I think exposure stacking is different from HDR, but in the way the software is applied.Exposure stacking seems useful, but HDR seems to be a system devised for making really ugly prints. It uses focus stacking too. Are there other kinds of stacking?
I’m sure there is plenty of enthusiastic advice on the web.
 
I'm probably misunderstanding HDR then because I only read about using different exposures to bring the scan together - it did show significantly better detail in the example shown but there wasn't any focus stacking involved. With it being a flat plane photo focus stacking issn't going to help unless the film isn't completely flat I wouldn't have thought but when I get things set up I will see how flat the fim really lays - it might be that a little focus stacking would help - I use it on my microscope so there's no reason not to check it out in scanning too
 
The Epson scanners come with ScanSoft, as well as Epson's own scanning software. ScanSoft does allow dial scanning at different exposures, but I've never needed to use it.

Ian
 
For the few you want to print and hang, use an outside service. For the rest, the digital camera you own might be sufficient. Have you tried it yet to see the results?
 
Further to Alan’s comments, there may be a member here not too far from you able to help with the odd higher resolution scans you may need..

Ian
 
I haven't tried it yet - I've been looking for information. I wish I had the spare cash for a scanner but I wasn't going LF until I got my Calumet which I intended sticking the DSLR onto the back of just to get the lens movements. Having got it of course I then decided to have a go at rebuiding it to take film and it has grown from there. I've spent all my spare cash on an intrepid 4x5 and an intrepid enlarger as well as some lovely pinhole cameras and the LF interest has just grown.
However I don't meet people these days due to health issues and still trying to avoid covid. So when I want to show folks what I'm playing with now I want to be able to put the results online and it would be nice to be able to enter them into competitions.
So since I have the DSLR and a stand from my enlarger which will also work as a copy stand it seems worth a try.
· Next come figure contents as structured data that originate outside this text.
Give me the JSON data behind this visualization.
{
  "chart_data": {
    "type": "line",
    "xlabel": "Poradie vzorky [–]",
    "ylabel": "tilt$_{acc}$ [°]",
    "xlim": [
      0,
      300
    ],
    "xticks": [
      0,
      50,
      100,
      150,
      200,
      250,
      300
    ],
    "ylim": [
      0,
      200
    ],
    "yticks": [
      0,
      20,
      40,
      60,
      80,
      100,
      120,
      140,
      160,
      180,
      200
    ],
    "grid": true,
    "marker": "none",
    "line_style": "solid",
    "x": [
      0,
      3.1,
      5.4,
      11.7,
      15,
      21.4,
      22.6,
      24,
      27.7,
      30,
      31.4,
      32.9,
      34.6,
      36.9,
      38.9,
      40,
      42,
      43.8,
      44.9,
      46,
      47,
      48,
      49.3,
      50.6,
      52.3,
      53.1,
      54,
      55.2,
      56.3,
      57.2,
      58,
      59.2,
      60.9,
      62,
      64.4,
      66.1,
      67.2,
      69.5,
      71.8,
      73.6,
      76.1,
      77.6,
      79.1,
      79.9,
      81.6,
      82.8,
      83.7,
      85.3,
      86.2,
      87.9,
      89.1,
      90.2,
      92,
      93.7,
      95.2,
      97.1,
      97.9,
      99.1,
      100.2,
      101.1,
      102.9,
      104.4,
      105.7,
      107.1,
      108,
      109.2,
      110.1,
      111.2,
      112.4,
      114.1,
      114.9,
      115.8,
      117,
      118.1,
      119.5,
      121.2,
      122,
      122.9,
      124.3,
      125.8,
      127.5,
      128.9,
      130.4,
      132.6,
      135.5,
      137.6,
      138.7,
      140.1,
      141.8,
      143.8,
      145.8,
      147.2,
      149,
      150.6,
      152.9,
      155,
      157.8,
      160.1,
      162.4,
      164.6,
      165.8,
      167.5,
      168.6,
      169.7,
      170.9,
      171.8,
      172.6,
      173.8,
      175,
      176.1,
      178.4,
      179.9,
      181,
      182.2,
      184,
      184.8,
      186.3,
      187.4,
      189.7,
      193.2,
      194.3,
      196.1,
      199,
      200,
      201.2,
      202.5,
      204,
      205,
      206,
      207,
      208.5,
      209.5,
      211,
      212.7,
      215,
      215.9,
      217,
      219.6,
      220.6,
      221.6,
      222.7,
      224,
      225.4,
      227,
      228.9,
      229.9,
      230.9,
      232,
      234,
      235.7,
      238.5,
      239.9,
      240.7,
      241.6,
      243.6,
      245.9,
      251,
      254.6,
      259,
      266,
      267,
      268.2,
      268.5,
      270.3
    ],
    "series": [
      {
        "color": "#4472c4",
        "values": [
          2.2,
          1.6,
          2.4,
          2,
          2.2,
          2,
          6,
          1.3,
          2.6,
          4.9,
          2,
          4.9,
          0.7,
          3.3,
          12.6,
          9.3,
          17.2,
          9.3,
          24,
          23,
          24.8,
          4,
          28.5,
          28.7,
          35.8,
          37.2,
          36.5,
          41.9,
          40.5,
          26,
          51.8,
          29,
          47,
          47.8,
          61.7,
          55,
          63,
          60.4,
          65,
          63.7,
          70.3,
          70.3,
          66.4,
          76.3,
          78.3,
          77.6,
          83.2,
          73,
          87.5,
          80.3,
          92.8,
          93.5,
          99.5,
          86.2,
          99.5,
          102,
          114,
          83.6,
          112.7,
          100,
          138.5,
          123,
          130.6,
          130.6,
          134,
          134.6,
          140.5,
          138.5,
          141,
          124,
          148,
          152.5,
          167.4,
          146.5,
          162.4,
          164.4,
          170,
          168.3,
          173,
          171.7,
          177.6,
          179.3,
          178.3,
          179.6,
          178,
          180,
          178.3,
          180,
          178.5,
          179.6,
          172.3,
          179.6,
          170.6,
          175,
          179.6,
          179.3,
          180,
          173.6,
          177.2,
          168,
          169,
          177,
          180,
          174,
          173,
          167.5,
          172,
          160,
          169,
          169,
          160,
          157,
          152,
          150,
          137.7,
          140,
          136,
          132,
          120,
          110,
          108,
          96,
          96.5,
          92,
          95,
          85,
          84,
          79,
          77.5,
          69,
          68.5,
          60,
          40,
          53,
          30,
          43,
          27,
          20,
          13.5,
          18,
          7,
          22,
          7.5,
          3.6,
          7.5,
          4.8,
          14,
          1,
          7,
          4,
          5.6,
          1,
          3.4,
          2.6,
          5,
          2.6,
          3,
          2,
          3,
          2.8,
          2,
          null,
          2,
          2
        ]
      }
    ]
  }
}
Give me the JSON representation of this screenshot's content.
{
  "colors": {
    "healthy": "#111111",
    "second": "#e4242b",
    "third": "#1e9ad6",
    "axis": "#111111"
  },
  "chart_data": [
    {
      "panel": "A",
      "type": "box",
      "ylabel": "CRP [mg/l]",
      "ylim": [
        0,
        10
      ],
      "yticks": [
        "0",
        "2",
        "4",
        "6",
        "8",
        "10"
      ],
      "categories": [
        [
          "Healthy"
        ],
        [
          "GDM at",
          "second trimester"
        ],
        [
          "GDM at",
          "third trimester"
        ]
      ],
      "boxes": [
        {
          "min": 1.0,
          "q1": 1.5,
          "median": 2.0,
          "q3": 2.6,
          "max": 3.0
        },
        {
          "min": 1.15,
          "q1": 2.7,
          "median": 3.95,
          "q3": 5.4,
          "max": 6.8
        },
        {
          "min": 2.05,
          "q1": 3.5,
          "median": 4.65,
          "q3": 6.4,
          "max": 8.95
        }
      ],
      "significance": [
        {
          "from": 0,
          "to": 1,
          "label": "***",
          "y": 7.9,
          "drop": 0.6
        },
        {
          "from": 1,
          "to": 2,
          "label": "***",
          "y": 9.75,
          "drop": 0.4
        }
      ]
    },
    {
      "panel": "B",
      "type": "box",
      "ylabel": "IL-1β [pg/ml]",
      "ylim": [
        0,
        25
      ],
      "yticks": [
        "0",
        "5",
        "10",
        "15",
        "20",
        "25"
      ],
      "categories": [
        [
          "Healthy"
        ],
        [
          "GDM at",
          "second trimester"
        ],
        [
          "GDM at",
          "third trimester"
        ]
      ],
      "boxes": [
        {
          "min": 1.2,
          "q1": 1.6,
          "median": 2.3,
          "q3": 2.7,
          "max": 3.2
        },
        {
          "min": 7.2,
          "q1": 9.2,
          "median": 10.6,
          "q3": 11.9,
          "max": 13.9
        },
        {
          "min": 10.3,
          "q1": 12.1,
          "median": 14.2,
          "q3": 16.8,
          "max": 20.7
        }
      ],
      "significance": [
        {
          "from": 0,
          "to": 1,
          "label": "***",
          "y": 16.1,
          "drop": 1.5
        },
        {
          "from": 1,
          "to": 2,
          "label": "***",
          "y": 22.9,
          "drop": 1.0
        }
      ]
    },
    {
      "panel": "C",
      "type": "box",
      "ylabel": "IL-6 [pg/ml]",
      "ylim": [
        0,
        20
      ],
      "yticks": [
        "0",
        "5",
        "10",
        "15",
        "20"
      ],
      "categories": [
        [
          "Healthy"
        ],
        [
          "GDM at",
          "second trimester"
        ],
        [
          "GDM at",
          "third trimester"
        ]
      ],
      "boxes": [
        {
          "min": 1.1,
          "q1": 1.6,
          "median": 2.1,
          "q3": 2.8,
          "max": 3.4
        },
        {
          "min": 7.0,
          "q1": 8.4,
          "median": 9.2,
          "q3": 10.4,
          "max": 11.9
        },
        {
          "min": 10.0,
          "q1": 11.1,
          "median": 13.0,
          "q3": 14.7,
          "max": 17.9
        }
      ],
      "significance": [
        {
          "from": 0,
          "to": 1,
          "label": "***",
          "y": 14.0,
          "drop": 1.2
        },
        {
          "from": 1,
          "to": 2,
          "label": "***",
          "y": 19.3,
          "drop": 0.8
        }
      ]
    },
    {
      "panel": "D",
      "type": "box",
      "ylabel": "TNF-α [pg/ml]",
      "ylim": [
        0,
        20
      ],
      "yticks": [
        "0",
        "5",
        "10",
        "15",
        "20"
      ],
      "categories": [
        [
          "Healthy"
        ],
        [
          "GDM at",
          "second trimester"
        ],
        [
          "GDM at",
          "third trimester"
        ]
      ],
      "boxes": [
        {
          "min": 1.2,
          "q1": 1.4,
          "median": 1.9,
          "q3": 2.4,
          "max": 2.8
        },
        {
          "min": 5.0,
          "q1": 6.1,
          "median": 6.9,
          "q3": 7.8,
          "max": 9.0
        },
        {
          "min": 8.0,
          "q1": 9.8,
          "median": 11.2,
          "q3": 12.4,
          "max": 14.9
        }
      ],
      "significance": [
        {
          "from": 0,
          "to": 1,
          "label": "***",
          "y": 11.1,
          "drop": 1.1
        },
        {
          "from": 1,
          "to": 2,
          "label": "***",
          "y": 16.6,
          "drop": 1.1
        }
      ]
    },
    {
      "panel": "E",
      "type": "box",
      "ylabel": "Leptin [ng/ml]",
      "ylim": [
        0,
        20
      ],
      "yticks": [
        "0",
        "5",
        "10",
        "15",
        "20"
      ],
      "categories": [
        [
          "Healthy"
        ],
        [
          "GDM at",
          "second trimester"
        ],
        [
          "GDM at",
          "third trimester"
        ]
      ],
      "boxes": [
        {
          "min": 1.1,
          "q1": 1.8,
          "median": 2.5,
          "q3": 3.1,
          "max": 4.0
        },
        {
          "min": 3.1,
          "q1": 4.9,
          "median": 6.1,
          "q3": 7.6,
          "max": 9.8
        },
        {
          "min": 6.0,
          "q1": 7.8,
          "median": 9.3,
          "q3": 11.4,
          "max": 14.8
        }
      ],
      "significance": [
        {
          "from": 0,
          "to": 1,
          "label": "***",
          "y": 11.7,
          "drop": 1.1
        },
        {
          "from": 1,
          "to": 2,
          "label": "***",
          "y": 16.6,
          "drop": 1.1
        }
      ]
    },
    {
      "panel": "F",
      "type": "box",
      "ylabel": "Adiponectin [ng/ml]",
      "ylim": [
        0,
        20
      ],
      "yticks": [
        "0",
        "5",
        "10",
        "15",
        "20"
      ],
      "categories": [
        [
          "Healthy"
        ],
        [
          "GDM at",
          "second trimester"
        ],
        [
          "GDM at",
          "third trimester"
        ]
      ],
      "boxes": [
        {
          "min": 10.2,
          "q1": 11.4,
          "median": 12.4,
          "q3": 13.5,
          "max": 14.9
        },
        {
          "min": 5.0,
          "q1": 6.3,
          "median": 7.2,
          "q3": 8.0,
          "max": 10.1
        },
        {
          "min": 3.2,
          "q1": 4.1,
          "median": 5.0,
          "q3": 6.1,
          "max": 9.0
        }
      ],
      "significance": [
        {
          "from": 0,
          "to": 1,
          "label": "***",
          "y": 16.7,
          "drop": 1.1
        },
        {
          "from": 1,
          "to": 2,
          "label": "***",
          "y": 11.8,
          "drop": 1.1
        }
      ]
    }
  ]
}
I'm getting things set up but my other half keeps finding me things to do so although I'd like to have it all set up and ready it is taking me a bit longer but it is also giving me time to work out exactly how I want to approach it. I have a light source already but I'm also awaiting delivery of my Intrepid enlarger kit which also doubles as a light source for scanning so may be better than what I already have.
I'm getting there slowly
 
It might be me who has HDR wrong. Too many articles with titles like: “Seventeen secret hacks you need to know about in Lightroom.”